Montrose and Rangely are counting the current and retired healthcare professionals in town that could help us meet the rising tide.  We count on our community to survive, and we keep counting.

Other hospitals are doing everything they can to keep their employees on the payroll.  Usually increased business means more funding for staff.  COVID-19 shut down all outpatient services, and suddenly the world is on its head.  So far, though, we count as the staff come back in the door. We count how high their temperature is, and we keep counting.  We count on them to show up.

This isn’t new though.  The resolve of the hospitals to stand in the gap between their community and catastrophe is not new, whether the catastrophe is a car crash or COVID-19.  People are valuable.  Also not new is the vital awareness that the community’s support of the hospital makes it possible for the hospital to stand.  It’s not new; it’s just more obvious during a crisis.  It was always the case, that the community needed the hospital, and the hospital needed the support of the community.

Rural hospitals have been closing.  Ironically, so many closures have occurred that it’s been called an epidemic.  For many of those hospitals, political agendas disrupted community support, positioning the hospitals as the culprits, overspending and overcharging.  Years later, beaten down from the lashing of caps, sequesters, and delays in funding, COVID-19 emerges.  Amidst a pandemic, rural hospitals on the brink of closure are leading the charge.  We have remembered who it is we count on – each other.

So, we count again.  We count the days cash on hand, the census, the staff, the hand sanitizer, and the supply of Personal Protective Equipment.  We count how many staff will still need masks.  We count the number of days until the patient surge hits, and we will count our blessings if it doesn’t.
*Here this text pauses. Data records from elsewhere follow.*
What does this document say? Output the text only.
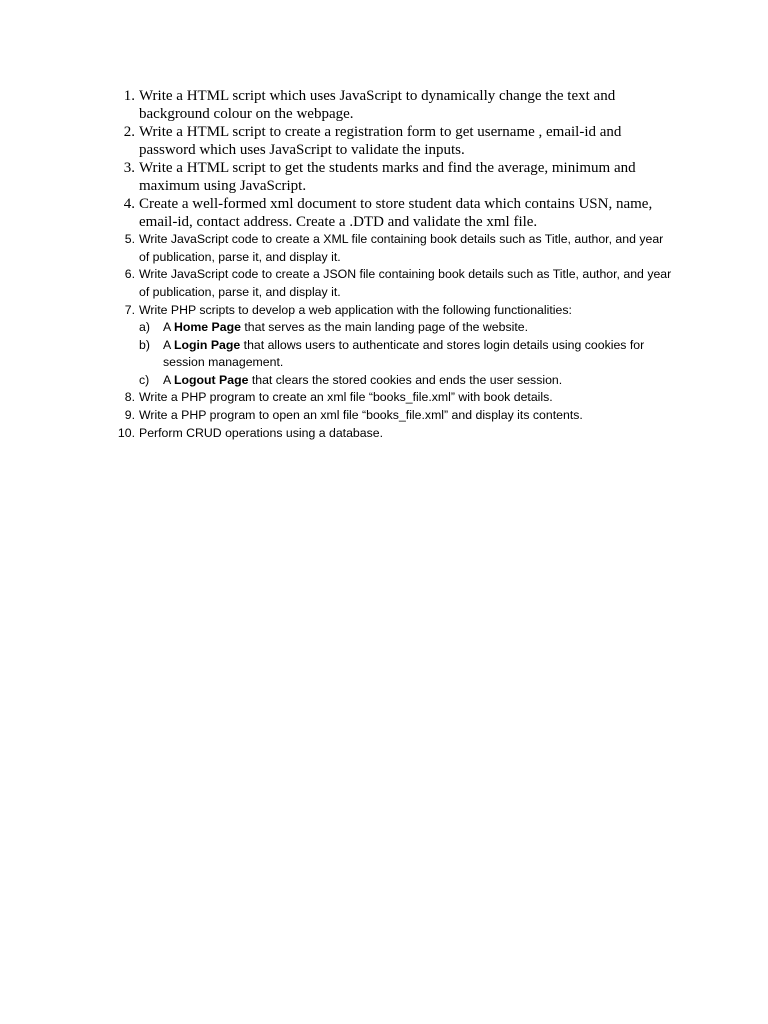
1. Write a HTML script which uses JavaScript to dynamically change the text and background colour on the webpage.
2. Write a HTML script to create a registration form to get username , email-id and password which uses JavaScript to validate the inputs.
3. Write a HTML script to get the students marks and find the average, minimum and maximum using JavaScript.
4. Create a well-formed xml document to store student data which contains USN, name, email-id, contact address. Create a .DTD and validate the xml file.
5. Write JavaScript code to create a XML file containing book details such as Title, author, and year of publication, parse it, and display it.
6. Write JavaScript code to create a JSON file containing book details such as Title, author, and year of publication, parse it, and display it.
7. Write PHP scripts to develop a web application with the following functionalities:
a) A Home Page that serves as the main landing page of the website.
b) A Login Page that allows users to authenticate and stores login details using cookies for session management.
c) A Logout Page that clears the stored cookies and ends the user session.
8. Write a PHP program to create an xml file “books_file.xml” with book details.
9. Write a PHP program to open an xml file “books_file.xml” and display its contents.
10. Perform CRUD operations using a database.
Later though, when we’ve counted these days gone, when there is no homemade uniform donned by our doctors and nurses to remind us, we will still be counting.  We will continue to count on the community to remember and to remind us: we are essential.  You are essential.  We don’t survive without believing in one another, supporting one another.

As the number of rural hospital closures climbs, we hold our breath that the next one won’t be the one in our own community.  Will we make it through?  We must.  Our community is counting on us.